Game of Thrones concluded its fifth season with, as it always does, a lot of traumatic death. Characters dropped like clothes in a Miley Cyrus video, and The Atlantic called the finale a “Bleakness Binge.” I suspect that being a fan of the HBO show may feel a tiny bit like an abusive relationship: It punches you in the gut. It makes you cry. It betrays you every year. And still you come back, hoping (but not really believing) that this time, this season, will be different.
Even with the dead piling up like so much February snow, perhaps the hardest scene to watch was Cersei Lannister’s Walk of Shame. After confessing to (a small portion of) her sins, she’s forced to slice off her beautiful blond hair and walk through the streets of King’s Landing naked—her subjects jeering her, pelting her with filth as she takes each step.
I’m not a Game of Thrones fan.
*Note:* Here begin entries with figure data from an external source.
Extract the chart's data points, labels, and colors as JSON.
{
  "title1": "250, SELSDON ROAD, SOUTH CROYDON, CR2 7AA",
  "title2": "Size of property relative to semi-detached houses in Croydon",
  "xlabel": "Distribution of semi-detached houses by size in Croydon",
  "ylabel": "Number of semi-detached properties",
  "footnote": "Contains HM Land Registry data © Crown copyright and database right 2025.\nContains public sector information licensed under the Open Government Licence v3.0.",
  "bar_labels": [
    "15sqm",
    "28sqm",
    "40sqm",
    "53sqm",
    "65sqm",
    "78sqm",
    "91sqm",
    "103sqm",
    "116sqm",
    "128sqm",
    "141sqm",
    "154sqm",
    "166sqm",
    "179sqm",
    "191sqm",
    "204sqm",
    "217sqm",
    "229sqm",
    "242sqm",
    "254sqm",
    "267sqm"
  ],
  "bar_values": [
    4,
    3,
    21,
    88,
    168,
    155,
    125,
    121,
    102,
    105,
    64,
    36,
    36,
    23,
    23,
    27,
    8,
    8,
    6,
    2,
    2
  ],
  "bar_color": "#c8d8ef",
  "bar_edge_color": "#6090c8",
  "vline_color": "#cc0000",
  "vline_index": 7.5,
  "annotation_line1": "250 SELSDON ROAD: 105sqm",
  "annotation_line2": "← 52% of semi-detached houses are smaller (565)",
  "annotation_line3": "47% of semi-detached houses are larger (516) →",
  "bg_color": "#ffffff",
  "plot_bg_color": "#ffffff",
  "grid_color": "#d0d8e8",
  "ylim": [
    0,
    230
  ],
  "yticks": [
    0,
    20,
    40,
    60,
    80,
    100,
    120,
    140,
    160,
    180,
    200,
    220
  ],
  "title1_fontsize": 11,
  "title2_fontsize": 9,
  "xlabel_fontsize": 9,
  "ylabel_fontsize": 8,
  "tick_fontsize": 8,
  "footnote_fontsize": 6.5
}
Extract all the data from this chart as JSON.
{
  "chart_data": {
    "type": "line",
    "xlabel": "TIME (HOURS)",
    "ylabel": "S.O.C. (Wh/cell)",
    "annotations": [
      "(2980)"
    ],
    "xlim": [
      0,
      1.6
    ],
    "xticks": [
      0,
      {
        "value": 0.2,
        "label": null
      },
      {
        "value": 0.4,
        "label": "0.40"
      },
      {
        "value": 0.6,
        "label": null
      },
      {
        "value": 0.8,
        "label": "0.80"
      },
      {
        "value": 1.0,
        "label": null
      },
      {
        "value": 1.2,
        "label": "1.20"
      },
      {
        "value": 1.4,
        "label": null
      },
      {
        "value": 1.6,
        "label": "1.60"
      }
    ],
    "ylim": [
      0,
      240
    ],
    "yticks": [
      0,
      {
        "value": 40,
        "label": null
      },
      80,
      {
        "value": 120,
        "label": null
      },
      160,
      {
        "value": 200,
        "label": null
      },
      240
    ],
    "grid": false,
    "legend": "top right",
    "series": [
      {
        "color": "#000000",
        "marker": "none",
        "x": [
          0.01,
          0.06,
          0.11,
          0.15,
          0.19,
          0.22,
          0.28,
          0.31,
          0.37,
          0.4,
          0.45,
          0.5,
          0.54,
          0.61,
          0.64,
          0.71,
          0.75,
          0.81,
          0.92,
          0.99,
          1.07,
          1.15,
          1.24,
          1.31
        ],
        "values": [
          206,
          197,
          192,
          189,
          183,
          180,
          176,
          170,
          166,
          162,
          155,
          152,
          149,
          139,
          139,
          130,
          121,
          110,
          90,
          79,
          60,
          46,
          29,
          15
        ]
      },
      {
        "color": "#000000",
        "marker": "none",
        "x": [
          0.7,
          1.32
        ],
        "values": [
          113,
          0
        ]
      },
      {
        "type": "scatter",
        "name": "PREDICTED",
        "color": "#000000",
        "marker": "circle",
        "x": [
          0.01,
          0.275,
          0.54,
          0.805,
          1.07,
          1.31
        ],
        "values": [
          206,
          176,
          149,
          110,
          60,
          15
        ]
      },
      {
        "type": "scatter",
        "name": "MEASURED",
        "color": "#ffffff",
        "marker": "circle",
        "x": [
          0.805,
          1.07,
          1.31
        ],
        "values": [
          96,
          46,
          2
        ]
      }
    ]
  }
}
It is as tawdry, salacious show as there is, frosting its bleak and amoral worldview with graphic, utterly gratuitous nudity. (The show’s penchant for throwing naked bodies into scene-setting dialogue helped coin a new term: sexposition.) And in some ways, Cersei’s march through King’s Landing was the show in microcosm—a horrific scene filled with nudity, abuse and loads of flying trash.
But the scene was pretty interesting, too. Here, for once, was an instance where nudity was not used in Thrones to titillate, but to stress Cersei’s vulnerability and humanity. Her hair being shorn shares echoes with Sampson: Both derived power from their hair—he strength, she beauty. Through four books and five seasons, Cersei has done her best to separate herself from the masses, acting almost like a goddess living among mortals. Her humiliating walk revealed her mortality to the kingdom. Her suffering felt real.
And in a twisted way, it reminded me of Jesus’ own painful, humiliating walk through the streets of Jerusalem on the way to his crucifixion.
Cersei is no Christ figure. Those familiar with the books or show know that she’s a terrible human being. The sins for which she was punished only scratch the surface of her long list of crimes. Most regular viewers or readers, I’d imagine, hope that the Queen Regent will meet, in the end, some terminal justice.But the humiliation that Cersei suffered during her Walk of Shame seemed, somehow, worse than death.
“They’re trying to shame her,” Game of Thrones showrunner David Benioff told Entertainment Weekly. “They’re trying to humiliate her as much as they possibly can. It’s supposed to be like a scene from a nightmare.”
Lena Headey, who plays Cersei, said, “I can’t even imagine people wanting your blood. Cersei has done wrong, but she doesn’t really deserve this.”
She doesn’t really deserve this. If anyone deserves such humiliation, it would be Cersei. Yet how many people rooting for Cersei to suffer an ignominious death long for her to be rescued from this walk of humiliation? And how much more unfair is it that Jesus—who was literally without sin—suffered through His own humiliating Walk of Shame?
Cersei may have imagined herself a goddess, but Jesus really was God. And yet He was mocked. Jeered. Humiliated in every conceivable way. Jewish law required that He be stripped naked before being crucified. The whole experience was meant to shame Christ—and to definitively reveal to Jerusalem that He was no king, no God. He was a man. And as a man, He would surely die.
Much attention is paid to Jesus’ physical torture and death, and I get that. But I sometimes forget just how painful the walk must’ve been on an emotional level, too—something of which Cersei’s scene helped remind me. Jesus didn’t just suffer physically. He was humiliated. I think the Bible wants us to understand Jesus’ humiliation, to feel how He was mocked and jeered, to fully grasp His humanity in order to more fully marvel at His divinity. The Bible revels in the paradox.
Jesus suffered through the humiliations of Cersei and much, much more—and blamelessly so—for us.